The Leaders Secretly Scheme
After developing several other projects with producer Neal H. Moritz, Pogue approached him about a thriller with a secret society as its center. He called the script The Skulls.
Moritz was immediately intrigued. "I loved the idea and really loved the script," he comments. "I was attracted to the milieu, and the characters were so compelling that I knew it would attract top young talent."
Having just completed a fruitful collaboration with director Rob Cohen on the critically-acclaimed, award-winning HBO movie The Rat Pack, Moritz showed him the script for The Skulls, and Cohen too was hooked.
Beyond the obvious thriller elements, for Cohen The Skulls asked some very tough questions about American society: Do we really live in a democracy or is there an elite, ruling class that runs everything? And if they do, what price would someone pay to become a member of the elite?

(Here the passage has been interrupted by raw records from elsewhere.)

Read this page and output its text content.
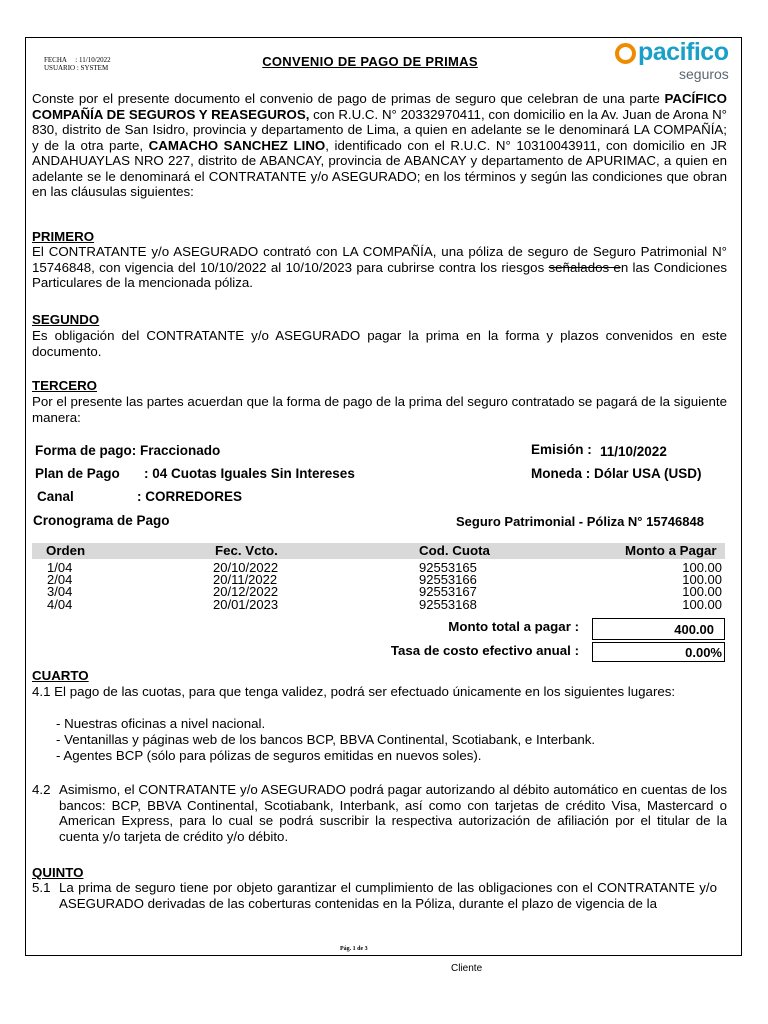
FECHA     : 11/10/2022
USUARIO : SYSTEM	CONVENIO DE PAGO DE PRIMAS	pacifico
seguros
Conste por el presente documento el convenio de pago de primas de seguro que celebran de una parte PACÍFICO COMPAÑÍA DE SEGUROS Y REASEGUROS, con R.U.C. N° 20332970411, con domicilio en la Av. Juan de Arona N° 830, distrito de San Isidro, provincia y departamento de Lima, a quien en adelante se le denominará LA COMPAÑÍA; y de la otra parte, CAMACHO SANCHEZ LINO, identificado con el R.U.C. N° 10310043911, con domicilio en JR ANDAHUAYLAS NRO 227, distrito de ABANCAY, provincia de ABANCAY y departamento de APURIMAC, a quien en adelante se le denominará el CONTRATANTE y/o ASEGURADO; en los términos y según las condiciones que obran en las cláusulas siguientes:
PRIMERO
El CONTRATANTE y/o ASEGURADO contrató con LA COMPAÑÍA, una póliza de seguro de Seguro Patrimonial N° 15746848, con vigencia del 10/10/2022 al 10/10/2023 para cubrirse contra los riesgos señalados en las Condiciones Particulares de la mencionada póliza.
SEGUNDO
Es obligación del CONTRATANTE y/o ASEGURADO pagar la prima en la forma y plazos convenidos en este documento.
TERCERO
Por el presente las partes acuerdan que la forma de pago de la prima del seguro contratado se pagará de la siguiente manera:
Forma de pago: Fraccionado
Plan de Pago : 04 Cuotas Iguales Sin Intereses
Canal	: CORREDORES
Emisión : 11/10/2022
Moneda : Dólar USA (USD)
Cronograma de Pago	Seguro Patrimonial - Póliza N° 15746848
Orden	Fec. Vcto.	Cod. Cuota	Monto a Pagar
1/04	20/10/2022	92553165	100.00
2/04	20/11/2022	92553166	100.00
3/04	20/12/2022	92553167	100.00
4/04	20/01/2023	92553168	100.00
Monto total a pagar :	400.00
Tasa de costo efectivo anual :	0.00%
CUARTO
4.1 El pago de las cuotas, para que tenga validez, podrá ser efectuado únicamente en los siguientes lugares:
- Nuestras oficinas a nivel nacional.
- Ventanillas y páginas web de los bancos BCP, BBVA Continental, Scotiabank, e Interbank.
- Agentes BCP (sólo para pólizas de seguros emitidas en nuevos soles).
4.2 Asimismo, el CONTRATANTE y/o ASEGURADO podrá pagar autorizando al débito automático en cuentas de los bancos: BCP, BBVA Continental, Scotiabank, Interbank, así como con tarjetas de crédito Visa, Mastercard o American Express, para lo cual se podrá suscribir la respectiva autorización de afiliación por el titular de la cuenta y/o tarjeta de crédito y/o débito.
QUINTO
5.1 La prima de seguro tiene por objeto garantizar el cumplimiento de las obligaciones con el CONTRATANTE y/o ASEGURADO derivadas de las coberturas contenidas en la Póliza, durante el plazo de vigencia de la
Pág. 1 de 3
Cliente
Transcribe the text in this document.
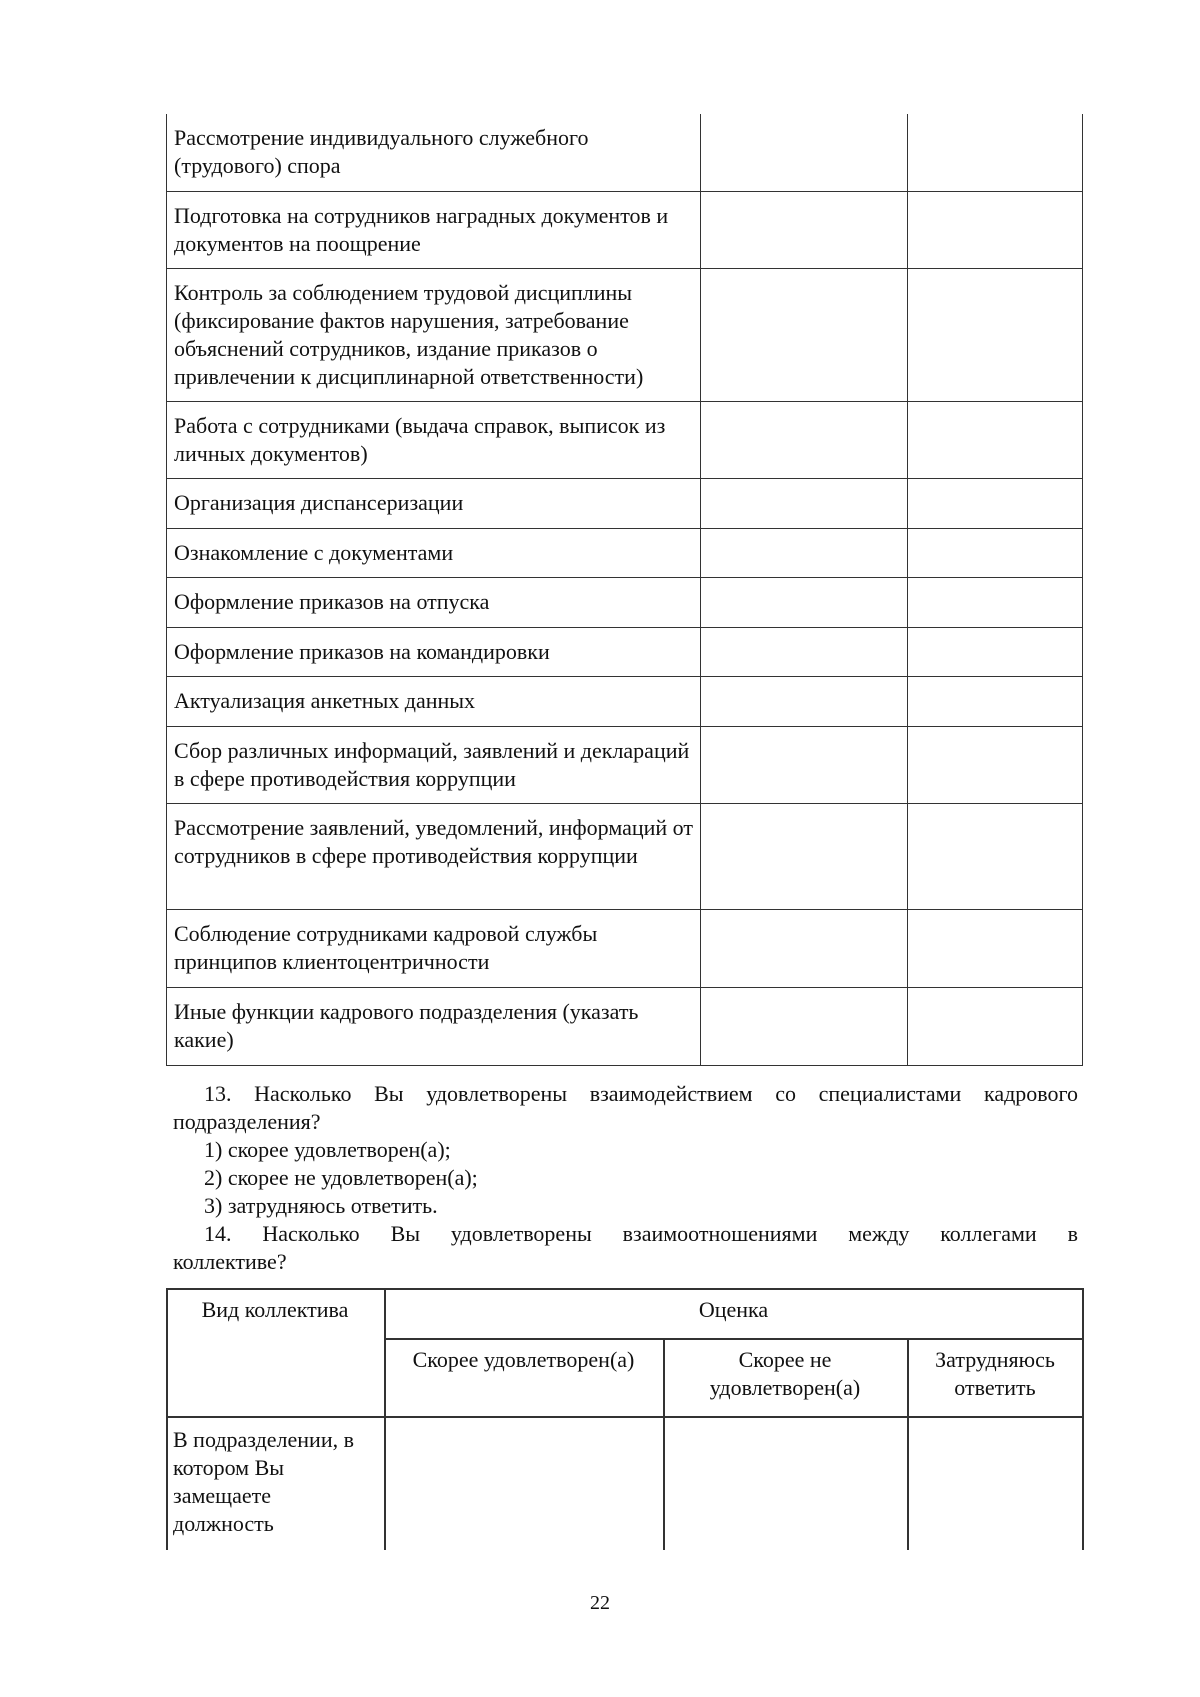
Рассмотрение индивидуального служебного (трудового) спора
Подготовка на сотрудников наградных документов и документов на поощрение
Контроль за соблюдением трудовой дисциплины (фиксирование фактов нарушения, затребование объяснений сотрудников, издание приказов о привлечении к дисциплинарной ответственности)
Работа с сотрудниками (выдача справок, выписок из личных документов)
Организация диспансеризации
Ознакомление с документами
Оформление приказов на отпуска
Оформление приказов на командировки
Актуализация анкетных данных
Сбор различных информаций, заявлений и деклараций в сфере противодействия коррупции
Рассмотрение заявлений, уведомлений, информаций от сотрудников в сфере противодействия коррупции
Соблюдение сотрудниками кадровой службы принципов клиентоцентричности
Иные функции кадрового подразделения (указать какие)
13. Насколько Вы удовлетворены взаимодействием со специалистами кадрового
подразделения?
1) скорее удовлетворен(а);
2) скорее не удовлетворен(а);
3) затрудняюсь ответить.
14. Насколько Вы удовлетворены взаимоотношениями между коллегами в
коллективе?
Вид коллектива	Оценка
Скорее удовлетворен(а)	Скорее не удовлетворен(а)
Затрудняюсь ответить
В подразделении, в котором Вы замещаете должность
22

"Pogue's script was an exciting read," says Cohen. "I knew this Ivy League world first-hand, and thought I could weave these wonderful characters into an exciting, non-stop thriller that actually has something on its mind. My only question to Neal (Moritz) was, 'When do we start?'"
The answer was right away, since Moritz had recently put the finishing touches on a new financial partnership with Newmarket Capital Group. The project was immediately green-lit and pre-production commenced.
Both Moritz and Cohen believed The Skulls was a powerful subject for the core teen movie-going audience.
"I was very interested in doing a movie about young people," says Cohen, "because they are very loyal moviegoers and the material that is aimed at them is often very superficial: getting the girl, having sex, going to the prom. But here was an interesting, morally complex tale, that in a way speaks to many of the issues young men and women are faced with as they start out in life-friendship, loyalty, ambition, success."
Moritz, who has gained ample experience in the teen market by producing such blockbuster thrillers as I Know What You Did Last Summer and Cruel Intentions, believes that Pogue's script represents a step forward in the genre.
"I've done a lot of teen films and my feeling is if we are going to make a film that is directed towards young audiences, we have to give them something different. Teenagers are very sophisticated and media savvy. They demand and expect movies with edge and excitement."